Garcia Zarate, who is from Mexico and has been deported from the US five times, faces up to 10 years in prison on each count, if convicted.
Defense lawyers for Garcia Zarate said Monday they will appeal the state charge for which he was convicted. They believe the gun possession conviction seemed at odds with the acquittals, given that those verdicts aligned with the defense contention that Garcia Zarate found the gun by happenstance at the pier where the shooting occurred.
In closing arguments, lead attorney Matt Gonzalez argued that momentary possession, especially when you don't know what you're possessing, is not a crime.
CNN reached out to Garcia Zarate's attorneys on Tuesday but didn't receive an immediate response.
DA takes blame for acquittals
George Gascón, district attorney for the city and county of San Francisco, would not comment on the developments but talked to reporters about the recent trial.
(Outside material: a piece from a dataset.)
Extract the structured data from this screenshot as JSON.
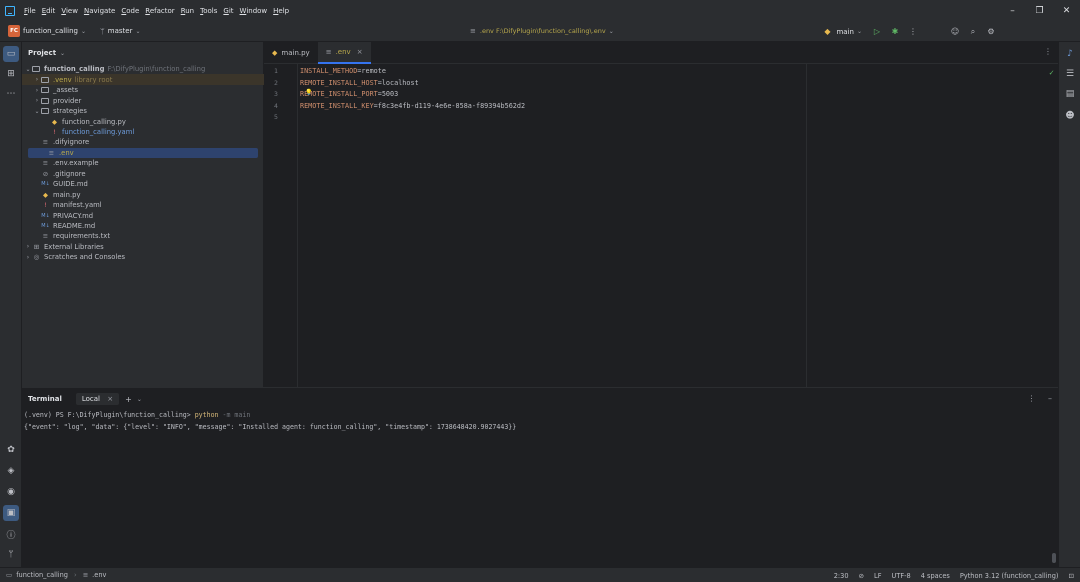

"Last week was not a verdict we were hoping for. We believe this was a homicide," said at a news conference Tuesday.
Citing ongoing litigation, Gascón refrained from discussing details on the case and took responsibility for any failure to prepare for the case and the concluding not guilty verdict.
"From the day the murder happened, (the) case has been used as a political stunt," Gascón said.
He continued, "It pains me to watch politicians and candidates use the tragedy of this event for political gain."
Gascón called out Trump, saying that "we shouldn't allow a madman that is tweeting dictate everything we do" when talking about the influence politics has had on the Steinle trial.
Before Steinle's death in July 2015, Garcia Zarate was deported five times; at the time of the shooting he was wanted for a sixth deportation on drug-related felonies.
Under a sanctuary city law, San Francisco authorities released him from custody three months before the shooting, instead of turning him over to Immigration and Customs Enforcement.
Prosecutors said Garcia Zarate deliberately fired into an unsuspecting crowd on the pier in July 2015, killing Steinle as she walked with her father. The defense said the weapon went off by accident, and the bullet ricocheted off the ground and traveled about 80 feet before hitting Steinle.
Garcia Zarate faced a charge of second-degree murder, but jurors were allowed to consider first-degree murder and involuntary manslaughter convictions.
The jury deliberated for six days before issuing its decision.
Authorities said the gun Garcia Zarate used was stolen from the car of an off-duty agent for the Bureau of Land Management.
The case sparked a fierce debate over sanctuary cities, and forced San Francisco officials to defend its policy.
Trump called the verdict "disgraceful," while Sessions said San Francisco's status as a sanctuary city was largely to blame for what happened.